Search code examples
postgresqlspring-boot-testtestcontainerstestcontainers-junit5

Tests using Postgres images via Testcontainers time out


I'm working on a Spring Boot project with a Postgres database backend where JUnit 5 and Testcontainers is used for integration tests that involve database access.

Testcontainers is set up by modifying the JDBC URL like this:

spring:
  datasource:
    url: jdbc:tc:postgresql:9.6.8:///test

This setup did work fine for many months but now I'm hitting a road block.

So far there are already 20 integration test classes and adding another one leads to failing tests due to an error that looks like a time out to me.

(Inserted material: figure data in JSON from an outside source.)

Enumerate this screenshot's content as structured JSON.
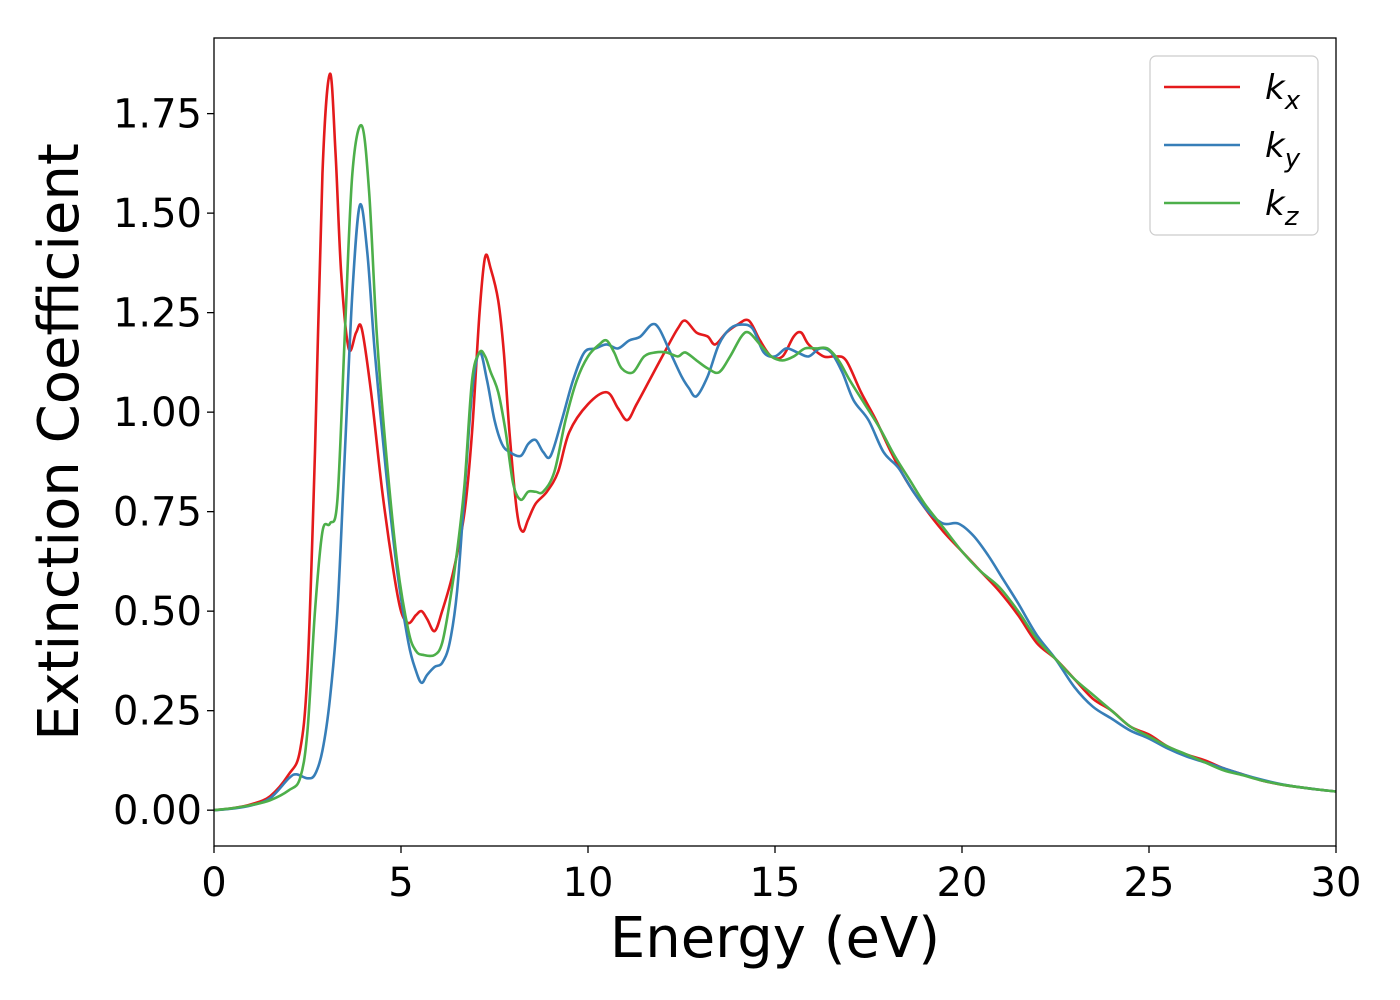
{
  "chart_data": {
    "type": "line",
    "title": "",
    "xlabel": "Energy (eV)",
    "ylabel": "Extinction Coefficient",
    "xlim": [
      0,
      30
    ],
    "ylim": [
      -0.09,
      1.94
    ],
    "xticks": [
      0,
      5,
      10,
      15,
      20,
      25,
      30
    ],
    "xtick_labels": [
      "0",
      "5",
      "10",
      "15",
      "20",
      "25",
      "30"
    ],
    "yticks": [
      0.0,
      0.25,
      0.5,
      0.75,
      1.0,
      1.25,
      1.5,
      1.75
    ],
    "ytick_labels": [
      "0.00",
      "0.25",
      "0.50",
      "0.75",
      "1.00",
      "1.25",
      "1.50",
      "1.75"
    ],
    "grid": false,
    "legend_position": "top-right",
    "series": [
      {
        "name": "k",
        "subscript": "x",
        "color": "#e41a1c",
        "points": [
          [
            0,
            0
          ],
          [
            0.5,
            0.005
          ],
          [
            1.0,
            0.015
          ],
          [
            1.5,
            0.035
          ],
          [
            2.0,
            0.09
          ],
          [
            2.3,
            0.15
          ],
          [
            2.5,
            0.35
          ],
          [
            2.7,
            0.9
          ],
          [
            2.9,
            1.6
          ],
          [
            3.1,
            1.85
          ],
          [
            3.25,
            1.65
          ],
          [
            3.4,
            1.35
          ],
          [
            3.6,
            1.16
          ],
          [
            3.8,
            1.2
          ],
          [
            3.95,
            1.21
          ],
          [
            4.2,
            1.05
          ],
          [
            4.5,
            0.8
          ],
          [
            4.8,
            0.6
          ],
          [
            5.0,
            0.5
          ],
          [
            5.2,
            0.47
          ],
          [
            5.4,
            0.49
          ],
          [
            5.55,
            0.5
          ],
          [
            5.7,
            0.48
          ],
          [
            5.9,
            0.45
          ],
          [
            6.1,
            0.5
          ],
          [
            6.4,
            0.6
          ],
          [
            6.7,
            0.75
          ],
          [
            6.9,
            0.95
          ],
          [
            7.1,
            1.25
          ],
          [
            7.25,
            1.39
          ],
          [
            7.4,
            1.36
          ],
          [
            7.6,
            1.28
          ],
          [
            7.75,
            1.15
          ],
          [
            7.9,
            0.95
          ],
          [
            8.1,
            0.75
          ],
          [
            8.25,
            0.7
          ],
          [
            8.4,
            0.73
          ],
          [
            8.6,
            0.77
          ],
          [
            8.9,
            0.8
          ],
          [
            9.2,
            0.85
          ],
          [
            9.5,
            0.95
          ],
          [
            10.0,
            1.02
          ],
          [
            10.5,
            1.05
          ],
          [
            10.8,
            1.01
          ],
          [
            11.05,
            0.98
          ],
          [
            11.3,
            1.02
          ],
          [
            11.7,
            1.09
          ],
          [
            12.1,
            1.16
          ],
          [
            12.4,
            1.21
          ],
          [
            12.6,
            1.23
          ],
          [
            12.9,
            1.2
          ],
          [
            13.2,
            1.19
          ],
          [
            13.4,
            1.17
          ],
          [
            13.7,
            1.2
          ],
          [
            14.0,
            1.22
          ],
          [
            14.3,
            1.23
          ],
          [
            14.6,
            1.18
          ],
          [
            14.9,
            1.14
          ],
          [
            15.2,
            1.14
          ],
          [
            15.5,
            1.19
          ],
          [
            15.7,
            1.2
          ],
          [
            15.9,
            1.17
          ],
          [
            16.3,
            1.14
          ],
          [
            16.6,
            1.14
          ],
          [
            16.9,
            1.13
          ],
          [
            17.3,
            1.05
          ],
          [
            17.7,
            0.98
          ],
          [
            18.1,
            0.9
          ],
          [
            18.5,
            0.83
          ],
          [
            19.0,
            0.76
          ],
          [
            19.5,
            0.7
          ],
          [
            20.0,
            0.65
          ],
          [
            20.5,
            0.6
          ],
          [
            21.0,
            0.55
          ],
          [
            21.5,
            0.49
          ],
          [
            22.0,
            0.42
          ],
          [
            22.5,
            0.38
          ],
          [
            23.0,
            0.33
          ],
          [
            23.5,
            0.28
          ],
          [
            24.0,
            0.25
          ],
          [
            24.5,
            0.21
          ],
          [
            25.0,
            0.19
          ],
          [
            25.5,
            0.16
          ],
          [
            26.0,
            0.14
          ],
          [
            26.5,
            0.125
          ],
          [
            27.0,
            0.105
          ],
          [
            27.5,
            0.09
          ],
          [
            28.0,
            0.075
          ],
          [
            28.5,
            0.065
          ],
          [
            29.0,
            0.058
          ],
          [
            29.5,
            0.052
          ],
          [
            30.0,
            0.047
          ]
        ]
      },
      {
        "name": "k",
        "subscript": "y",
        "color": "#377eb8",
        "points": [
          [
            0,
            0
          ],
          [
            0.5,
            0.004
          ],
          [
            1.0,
            0.012
          ],
          [
            1.5,
            0.03
          ],
          [
            2.0,
            0.08
          ],
          [
            2.2,
            0.09
          ],
          [
            2.5,
            0.08
          ],
          [
            2.7,
            0.09
          ],
          [
            2.9,
            0.15
          ],
          [
            3.1,
            0.28
          ],
          [
            3.3,
            0.5
          ],
          [
            3.5,
            0.9
          ],
          [
            3.7,
            1.3
          ],
          [
            3.9,
            1.52
          ],
          [
            4.1,
            1.4
          ],
          [
            4.3,
            1.15
          ],
          [
            4.6,
            0.85
          ],
          [
            4.9,
            0.6
          ],
          [
            5.2,
            0.42
          ],
          [
            5.4,
            0.35
          ],
          [
            5.55,
            0.32
          ],
          [
            5.7,
            0.34
          ],
          [
            5.9,
            0.36
          ],
          [
            6.1,
            0.37
          ],
          [
            6.3,
            0.42
          ],
          [
            6.5,
            0.55
          ],
          [
            6.7,
            0.8
          ],
          [
            6.9,
            1.05
          ],
          [
            7.1,
            1.15
          ],
          [
            7.3,
            1.08
          ],
          [
            7.5,
            0.98
          ],
          [
            7.7,
            0.92
          ],
          [
            7.9,
            0.9
          ],
          [
            8.2,
            0.89
          ],
          [
            8.4,
            0.92
          ],
          [
            8.6,
            0.93
          ],
          [
            8.8,
            0.9
          ],
          [
            9.0,
            0.89
          ],
          [
            9.3,
            0.98
          ],
          [
            9.6,
            1.08
          ],
          [
            9.9,
            1.15
          ],
          [
            10.2,
            1.16
          ],
          [
            10.5,
            1.17
          ],
          [
            10.8,
            1.16
          ],
          [
            11.1,
            1.18
          ],
          [
            11.4,
            1.19
          ],
          [
            11.7,
            1.22
          ],
          [
            11.9,
            1.21
          ],
          [
            12.2,
            1.15
          ],
          [
            12.5,
            1.09
          ],
          [
            12.7,
            1.06
          ],
          [
            12.9,
            1.04
          ],
          [
            13.2,
            1.09
          ],
          [
            13.5,
            1.17
          ],
          [
            13.8,
            1.21
          ],
          [
            14.1,
            1.22
          ],
          [
            14.4,
            1.21
          ],
          [
            14.7,
            1.15
          ],
          [
            15.0,
            1.14
          ],
          [
            15.3,
            1.16
          ],
          [
            15.6,
            1.15
          ],
          [
            15.9,
            1.14
          ],
          [
            16.2,
            1.16
          ],
          [
            16.5,
            1.15
          ],
          [
            16.8,
            1.1
          ],
          [
            17.1,
            1.03
          ],
          [
            17.5,
            0.98
          ],
          [
            17.9,
            0.9
          ],
          [
            18.3,
            0.86
          ],
          [
            18.7,
            0.8
          ],
          [
            19.1,
            0.75
          ],
          [
            19.5,
            0.72
          ],
          [
            19.9,
            0.72
          ],
          [
            20.3,
            0.69
          ],
          [
            20.7,
            0.64
          ],
          [
            21.1,
            0.58
          ],
          [
            21.5,
            0.52
          ],
          [
            22.0,
            0.44
          ],
          [
            22.5,
            0.38
          ],
          [
            23.0,
            0.31
          ],
          [
            23.5,
            0.26
          ],
          [
            24.0,
            0.23
          ],
          [
            24.5,
            0.2
          ],
          [
            25.0,
            0.18
          ],
          [
            25.5,
            0.155
          ],
          [
            26.0,
            0.135
          ],
          [
            26.5,
            0.12
          ],
          [
            27.0,
            0.105
          ],
          [
            27.5,
            0.09
          ],
          [
            28.0,
            0.077
          ],
          [
            28.5,
            0.066
          ],
          [
            29.0,
            0.058
          ],
          [
            29.5,
            0.052
          ],
          [
            30.0,
            0.047
          ]
        ]
      },
      {
        "name": "k",
        "subscript": "z",
        "color": "#4daf4a",
        "points": [
          [
            0,
            0
          ],
          [
            0.5,
            0.005
          ],
          [
            1.0,
            0.013
          ],
          [
            1.5,
            0.025
          ],
          [
            2.0,
            0.05
          ],
          [
            2.3,
            0.08
          ],
          [
            2.5,
            0.2
          ],
          [
            2.7,
            0.5
          ],
          [
            2.9,
            0.7
          ],
          [
            3.1,
            0.72
          ],
          [
            3.3,
            0.78
          ],
          [
            3.5,
            1.2
          ],
          [
            3.7,
            1.6
          ],
          [
            3.95,
            1.72
          ],
          [
            4.15,
            1.55
          ],
          [
            4.35,
            1.2
          ],
          [
            4.6,
            0.9
          ],
          [
            4.9,
            0.62
          ],
          [
            5.2,
            0.45
          ],
          [
            5.4,
            0.4
          ],
          [
            5.6,
            0.39
          ],
          [
            5.9,
            0.39
          ],
          [
            6.1,
            0.42
          ],
          [
            6.3,
            0.52
          ],
          [
            6.5,
            0.65
          ],
          [
            6.7,
            0.82
          ],
          [
            6.9,
            1.08
          ],
          [
            7.1,
            1.15
          ],
          [
            7.25,
            1.14
          ],
          [
            7.4,
            1.1
          ],
          [
            7.6,
            1.05
          ],
          [
            7.8,
            0.95
          ],
          [
            8.0,
            0.82
          ],
          [
            8.2,
            0.78
          ],
          [
            8.4,
            0.8
          ],
          [
            8.6,
            0.8
          ],
          [
            8.8,
            0.8
          ],
          [
            9.1,
            0.85
          ],
          [
            9.4,
            0.98
          ],
          [
            9.7,
            1.08
          ],
          [
            10.0,
            1.14
          ],
          [
            10.3,
            1.17
          ],
          [
            10.5,
            1.18
          ],
          [
            10.7,
            1.15
          ],
          [
            10.9,
            1.11
          ],
          [
            11.2,
            1.1
          ],
          [
            11.5,
            1.14
          ],
          [
            11.8,
            1.15
          ],
          [
            12.1,
            1.15
          ],
          [
            12.4,
            1.14
          ],
          [
            12.6,
            1.15
          ],
          [
            12.9,
            1.13
          ],
          [
            13.2,
            1.11
          ],
          [
            13.5,
            1.1
          ],
          [
            13.8,
            1.14
          ],
          [
            14.1,
            1.19
          ],
          [
            14.3,
            1.2
          ],
          [
            14.6,
            1.17
          ],
          [
            14.9,
            1.14
          ],
          [
            15.2,
            1.13
          ],
          [
            15.5,
            1.14
          ],
          [
            15.8,
            1.16
          ],
          [
            16.1,
            1.16
          ],
          [
            16.4,
            1.16
          ],
          [
            16.7,
            1.13
          ],
          [
            17.0,
            1.08
          ],
          [
            17.4,
            1.02
          ],
          [
            17.8,
            0.96
          ],
          [
            18.2,
            0.89
          ],
          [
            18.6,
            0.83
          ],
          [
            19.0,
            0.77
          ],
          [
            19.5,
            0.71
          ],
          [
            20.0,
            0.65
          ],
          [
            20.5,
            0.6
          ],
          [
            21.0,
            0.56
          ],
          [
            21.5,
            0.5
          ],
          [
            22.0,
            0.43
          ],
          [
            22.5,
            0.38
          ],
          [
            23.0,
            0.33
          ],
          [
            23.5,
            0.29
          ],
          [
            24.0,
            0.25
          ],
          [
            24.5,
            0.21
          ],
          [
            25.0,
            0.185
          ],
          [
            25.5,
            0.16
          ],
          [
            26.0,
            0.14
          ],
          [
            26.5,
            0.12
          ],
          [
            27.0,
            0.1
          ],
          [
            27.5,
            0.088
          ],
          [
            28.0,
            0.075
          ],
          [
            28.5,
            0.065
          ],
          [
            29.0,
            0.058
          ],
          [
            29.5,
            0.052
          ],
          [
            30.0,
            0.047
          ]
        ]
      }
    ]
  }
}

When adding the 21st test class, another test (let's call it RandomTest) hangs for a few minutes and then fails with this error:

 java.lang.IllegalStateException at DefaultCacheAwareContextLoaderDelegate.java:98
        Caused by: org.springframework.beans.factory.BeanCreationException at AbstractAutowireCapableBeanFactory.java:1804
            Caused by: org.flywaydb.core.internal.exception.FlywaySqlException at JdbcUtils.java:68
                Caused by: java.sql.SQLException at JdbcDatabaseContainer.java:263
                    Caused by: org.postgresql.util.PSQLException at ConnectionFactoryImpl.java:659

I know it can't be a problem with the test per se, because when I run it individually, there's no problem:

./gradlew test --tests RandomTest
[...]
BUILD SUCCESSFUL in 16s

It may also be noteworthy that I only have this problem when running the tests with Gradle (both locally and on the CI server). I don't see this problem when running them in IntelliJ.

So it looks to me like this is some kind of resource problem like the Postgres instance that Testcontainers starts up running out of memory or out of connections or whatever, but that's just guessing.

I tried different configuration modifications that I found in the Testcontainers docs:

  1. Running the container in daemon mode like this:
spring:
  datasource:
    url: jdbc:tc:postgresql:9.6.8:///test?TC_DAEMON=true
  1. Disabling Ryuk by setting TESTCONTAINERS_RYUK_DISABLED=true
  2. Starting Ryuk in (un-)privileged mode explicitly with ryuk.container.privileged=true|false (I tried both because I'm not sure what the default is)

None of these had a noticeable impact in terms of my problem.

I'm thinking that maybe we are overusing Testcontainers for too many tests? Should I instead use H2 for most integration tests and use Testcontainers only for a few selected tests to make sure that everything works with the production database?

Or am I missing something?


Solution

  • Okay, it turned out that it actually was a problem with the newly added test.

    The test author had added a method that was supposed to clean up the database after the test like this:

    @AfterEach
    public void beforeEach() {
        fooRepository.deleteAll();
        barRepository.deleteAll();
        bazRepository.deleteAll();
    }
    

    When removing this, all the tests work fine again. I guess this clean up takes a bit longer than execution of the test itself so that the database connection is not released in time for the next test to use it, or something like this.